Gun Hands-On Preview (Xbox360, PS2, GCN)
By: Ben Serviss

GamersHell recently had the chance for some hands-on playtime with longtime Tony Hawk developer Neversoft’s upcoming western shooter Gun—and the prognosis looks encouraging indeed. If there’s a doubt in your mind about these skate punks being able to branch out into new genres, you can officially silence them, for Gun is shaping up to be quite the hot piece of weaponry.

In Gun, players assume the role of Colton White, a sharpshooter on a quest for retribution. Shoot-outs take place in both third and first-person views, with each view offering its own advantages. Ducking and maneuvering is easier in the third person though accuracy suffers; in the build shown, the game compensated for this with a healthy dose of auto-aim, slightly compromising the action. Switching to first-person mode enhances aim, but it’s the Quickdraw mode that makes it worthwhile. Pressing the Right Button (RB) on the Xbox 360’s controller enters Quickdraw mode, slowing the onscreen action for as long as your Max Payne-style meter holds out. Tapping Right Trigger (RT) on the controller fires off a rapid shot, and after downing an enemy you can quickly switch to a new target by flicking the left stick in the direction of another enemy. The whole Quickdraw component keeps combat fresh, adding another take to the ever-popular bullet time, and it also gives shootouts that extra kick of cheesy-yet-badass Western flair.

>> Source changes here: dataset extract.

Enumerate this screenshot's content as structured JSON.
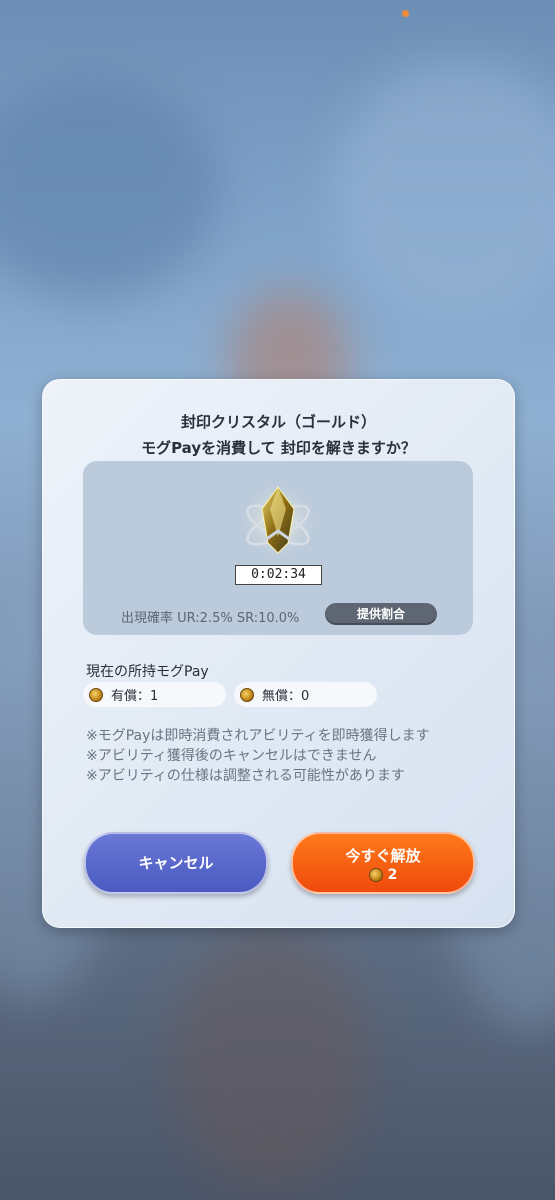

However Colton is no John Wayne, and Gun reaffirms the seriousness of its setting through buckets of blood and formidably gory visuals. Headshots rip enemies’ heads clean off their shoulders, the melee attack brutally slices through chunks of baddies, and you can even scalp enemies after they’re disposed of! You can mount horses to ride into battle, and besides offering quicker transportation these beasts can also trample foes underfoot.

The strategy behind Gun is to portray a realistic representation of the Wild West, with an emphasis on the violence that went into forging the frontier. So although you can rough up whoever you like once you hit Dodge City, you can also choose from a wide selection of side-missions comprising a variety of activities. Hunting bounties, running Pony Express deliveries, and playing poker all earn cash, in addition to less common pursuits like mining for gold, hunting wildlife, and ranching. You can continue with the main story at any time, or accept extra missions for money and improved stats such as Gunhand, Quickdraw, and Melee. Cash can purchase upgrades for your weapons, while the mild RPG-ish stat boosts keep combat suited to your relative skill.

Gun sure looks purdy on Microsoft’s next-gen hardware, but that’s due to hi-res textures and a smooth framerate locked at 60 fps instead of new technological tricks. The 360 version is the only one to boast normal mapping, yet surprisingly the GameCube and PS2 versions don’t look horrific by comparison. Current generation consoles don’t reap the benefits of fancy hardware, with framerates half the speed of the 360’s and exhibiting jaggier visuals, but the game itself doesn’t suffer on the older consoles. This is no mean feat considering you can ride across the entire game world of cities, deserts and Native American settlements on all systems with nary a loading screen in sight.

The game’s nasty style complements the action well, and a mountain of choices regarding missions and game types ensures a constant flow of new options. Although the 360 is Neversoft’s platform of choice, those gamers unwilling to upgrade quite yet should still be in luck once Gun blasts onto store shelves this November.